Maybe the idea of concentration of authority and power needs to be relooked.
Power and resources need to be dispersed in order to ‘unlock value’.
While I am not immediately taken in by the idea of listing FGV, the rational economist in me accepts that it makes good business and economic sense to restructure Felda’s business to ‘unlock value’.
Fraught with dangers
Except that, I will always be circumspect about the term ‘unlocking value’.
Translate ‘unlocking value’ into action and practice, what does the term mean?
This term ‘unlocking value’ has taken different meanings in the context of business in Malaysia.

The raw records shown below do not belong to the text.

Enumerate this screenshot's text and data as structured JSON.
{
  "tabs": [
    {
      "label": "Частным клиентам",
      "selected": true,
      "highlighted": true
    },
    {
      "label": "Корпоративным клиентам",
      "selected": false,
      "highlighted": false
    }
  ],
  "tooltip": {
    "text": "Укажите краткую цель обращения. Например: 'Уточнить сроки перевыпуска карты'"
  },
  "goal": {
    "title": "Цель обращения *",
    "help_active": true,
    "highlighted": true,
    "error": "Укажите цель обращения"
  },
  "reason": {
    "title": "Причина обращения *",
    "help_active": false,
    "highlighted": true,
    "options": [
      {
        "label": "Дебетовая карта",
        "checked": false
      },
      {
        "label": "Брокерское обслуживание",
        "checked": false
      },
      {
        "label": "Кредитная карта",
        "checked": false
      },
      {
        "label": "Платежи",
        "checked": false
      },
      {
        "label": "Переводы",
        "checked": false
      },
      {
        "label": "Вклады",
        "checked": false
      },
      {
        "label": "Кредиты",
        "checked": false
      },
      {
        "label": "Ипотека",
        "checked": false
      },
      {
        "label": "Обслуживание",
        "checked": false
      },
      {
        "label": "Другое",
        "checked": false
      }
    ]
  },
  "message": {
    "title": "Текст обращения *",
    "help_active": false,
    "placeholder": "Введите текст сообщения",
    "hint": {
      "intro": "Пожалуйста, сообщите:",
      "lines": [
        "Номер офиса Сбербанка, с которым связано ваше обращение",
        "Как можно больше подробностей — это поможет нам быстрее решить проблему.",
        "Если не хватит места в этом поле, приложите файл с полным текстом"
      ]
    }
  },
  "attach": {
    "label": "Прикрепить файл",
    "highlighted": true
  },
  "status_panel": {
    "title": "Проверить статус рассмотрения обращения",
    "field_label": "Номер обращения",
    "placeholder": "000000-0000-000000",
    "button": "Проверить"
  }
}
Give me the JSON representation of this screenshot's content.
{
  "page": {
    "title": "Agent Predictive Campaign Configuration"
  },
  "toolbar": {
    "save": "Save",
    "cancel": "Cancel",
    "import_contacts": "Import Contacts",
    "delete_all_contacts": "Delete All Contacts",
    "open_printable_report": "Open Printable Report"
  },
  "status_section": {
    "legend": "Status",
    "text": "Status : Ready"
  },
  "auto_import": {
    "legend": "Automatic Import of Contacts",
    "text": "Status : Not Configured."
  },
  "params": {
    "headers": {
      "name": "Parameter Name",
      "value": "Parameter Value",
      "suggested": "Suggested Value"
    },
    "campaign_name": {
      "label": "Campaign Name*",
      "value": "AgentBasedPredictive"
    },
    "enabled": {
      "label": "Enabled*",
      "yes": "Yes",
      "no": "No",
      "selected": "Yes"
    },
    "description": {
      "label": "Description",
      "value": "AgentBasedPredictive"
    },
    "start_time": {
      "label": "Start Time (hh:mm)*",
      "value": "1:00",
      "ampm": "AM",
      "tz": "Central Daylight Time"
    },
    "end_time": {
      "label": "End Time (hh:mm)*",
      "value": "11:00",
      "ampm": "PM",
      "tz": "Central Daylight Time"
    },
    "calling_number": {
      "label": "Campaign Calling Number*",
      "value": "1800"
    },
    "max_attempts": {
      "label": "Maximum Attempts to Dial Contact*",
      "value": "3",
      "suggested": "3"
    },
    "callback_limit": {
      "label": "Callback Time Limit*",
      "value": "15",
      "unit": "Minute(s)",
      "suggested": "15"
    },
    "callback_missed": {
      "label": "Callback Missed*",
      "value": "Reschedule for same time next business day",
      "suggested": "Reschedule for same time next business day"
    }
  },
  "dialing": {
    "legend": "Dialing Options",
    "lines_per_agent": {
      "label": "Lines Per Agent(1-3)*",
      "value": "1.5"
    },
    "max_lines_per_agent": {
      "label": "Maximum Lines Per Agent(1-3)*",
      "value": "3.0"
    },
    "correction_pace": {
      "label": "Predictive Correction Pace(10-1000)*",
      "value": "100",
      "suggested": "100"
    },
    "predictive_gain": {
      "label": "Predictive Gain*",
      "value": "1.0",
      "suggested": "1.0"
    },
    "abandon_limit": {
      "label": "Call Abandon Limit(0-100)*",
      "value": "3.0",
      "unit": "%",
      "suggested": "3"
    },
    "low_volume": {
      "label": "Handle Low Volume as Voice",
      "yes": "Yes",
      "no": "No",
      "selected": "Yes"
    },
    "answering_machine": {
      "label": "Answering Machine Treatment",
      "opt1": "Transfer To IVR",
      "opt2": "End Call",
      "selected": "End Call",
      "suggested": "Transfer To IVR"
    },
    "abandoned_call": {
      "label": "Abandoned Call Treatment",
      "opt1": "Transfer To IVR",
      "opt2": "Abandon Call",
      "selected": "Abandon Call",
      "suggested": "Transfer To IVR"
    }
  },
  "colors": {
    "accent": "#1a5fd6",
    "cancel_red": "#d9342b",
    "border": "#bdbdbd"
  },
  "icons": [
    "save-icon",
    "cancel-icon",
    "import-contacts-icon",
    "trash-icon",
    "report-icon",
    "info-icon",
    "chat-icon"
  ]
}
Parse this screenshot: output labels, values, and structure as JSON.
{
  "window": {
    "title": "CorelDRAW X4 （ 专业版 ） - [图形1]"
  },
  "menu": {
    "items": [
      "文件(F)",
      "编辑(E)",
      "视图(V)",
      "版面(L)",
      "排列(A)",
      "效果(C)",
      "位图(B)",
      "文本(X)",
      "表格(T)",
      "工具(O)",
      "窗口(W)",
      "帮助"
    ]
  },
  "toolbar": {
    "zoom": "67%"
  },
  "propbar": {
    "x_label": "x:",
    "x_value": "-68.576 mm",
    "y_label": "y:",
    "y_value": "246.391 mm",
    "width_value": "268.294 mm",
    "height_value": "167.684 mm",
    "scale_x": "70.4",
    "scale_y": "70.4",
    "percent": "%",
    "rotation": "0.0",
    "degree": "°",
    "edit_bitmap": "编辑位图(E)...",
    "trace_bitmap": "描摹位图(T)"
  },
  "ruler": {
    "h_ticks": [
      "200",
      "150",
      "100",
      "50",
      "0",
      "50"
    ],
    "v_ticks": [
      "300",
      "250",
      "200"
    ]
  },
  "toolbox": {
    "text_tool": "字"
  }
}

It can mean anything.
In the sad case of MAS for example, unlocking value has meant the sale of assets and the management of balance sheet bypassing managing the operations of the business.
Now after the IPO (initial public offering), FGV becomes a behemoth. It will be bigger than Sime Darby I think.
Where lies the danger? The danger lies in it becoming a large bureaucratic held-back business organization.
It becomes a government unto itself. That may turn FGV into an unwieldy centrally planned business.
This possibility is fraught with dangers. Central planning is not good for business.
Concentration of power, monopoly and similar ideas are antagonistic to free enterprise, competition, acquisitive tendencies and this idea of limited interference.
The age of big government or government knows best must be given its real meaning in practice.
If FGV is to succeed, ideas supportive of power dispersion, free enterprise, competition will have to be enhanced not curtailed. We don’t need a commissar mentality to run FGV.
The writer is a former Umno state assemblyman and a FMT columnist.